O que é ser de direita, esquerda ou centro na política?
Nicole D’Almeida, Colaboração para o UOL, 29/09/2022
Direita, esquerda ou centro? Sempre que o assunto é política, essas palavras rodeiam as conversas. Mas, afinal, você sabe qual é a diferença entre essas posições políticas e quando surgiram esses termos?
Imagem: AGÊNCIA BRASIL
Segundo Pablo Holmes, professor do Instituto de Ciência Política da Universidade de Brasília (UnB), não existem critérios absolutos que definem conceitualmente todo o campo da esquerda ou da direita. De acordo com o especialista, a diferença entre os dois lados é posicional e não de uma definição teórica.
“Quando a gente fala direita e esquerda, muitas vezes a gente bota na direita o liberalismo e o conservadorismo e na esquerda o socialismo ou o comunismo, mas na verdade existem liberais que são mais à esquerda e existem socialistas, social democratas, que são mais liberais”, alerta Holmes.

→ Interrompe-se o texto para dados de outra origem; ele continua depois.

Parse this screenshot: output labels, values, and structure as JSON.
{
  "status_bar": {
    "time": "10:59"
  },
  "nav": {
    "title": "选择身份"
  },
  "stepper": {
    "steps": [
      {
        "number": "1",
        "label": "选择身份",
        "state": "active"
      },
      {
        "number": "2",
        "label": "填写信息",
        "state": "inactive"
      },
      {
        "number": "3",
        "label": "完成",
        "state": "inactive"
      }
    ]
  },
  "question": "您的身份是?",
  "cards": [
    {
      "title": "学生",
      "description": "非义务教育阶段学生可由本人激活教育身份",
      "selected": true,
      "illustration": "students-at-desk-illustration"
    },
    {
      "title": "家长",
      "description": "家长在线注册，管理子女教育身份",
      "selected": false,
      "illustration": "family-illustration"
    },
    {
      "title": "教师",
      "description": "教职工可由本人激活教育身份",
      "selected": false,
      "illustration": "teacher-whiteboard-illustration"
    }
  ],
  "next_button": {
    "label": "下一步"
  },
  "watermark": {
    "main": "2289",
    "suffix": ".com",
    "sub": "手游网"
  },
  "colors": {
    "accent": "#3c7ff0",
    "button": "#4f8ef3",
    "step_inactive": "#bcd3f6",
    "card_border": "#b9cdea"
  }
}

Guilherme Arbache, cientista político da Universidade de São Paulo (USP), diz que os sentidos dos termos são diferentes para cada pessoa, em cada local e época. Os especialistas tentam explicar que não há como dividir a política em dois grandes blocos e que o assunto é mais complexo do que se imagina.
Para ilustrar esse argumento, Marco Antonio Teixeira, cientista político e professor do Departamento de Gestão Pública da Fundação Getúlio Vargas (FGV) usa Cuba como exemplo. “Por mais que Cuba seja um país de esquerda, em tese, porque pratica doutrina socialista, é um governo conservador que não admite mudança e que impede qualquer tipo de debate público que coloque em risco o espaço social. Então defender Cuba hoje não necessariamente é ser de esquerda”, afirma.
Outro país que pode exemplificar o que os cientistas políticos querem dizer é a China, comunista que “não tem liberdade política de oposição, mas com uma liberdade enorme para você empreender. Então é um país com uma forte presença do Estado, mas de natureza capitalista”, pontua Teixeira.
Qual a origem dos termos esquerda e direita?
As posições políticas (esquerda e direita) se originaram em Paris no ano de 1789, após a Revolução Francesa.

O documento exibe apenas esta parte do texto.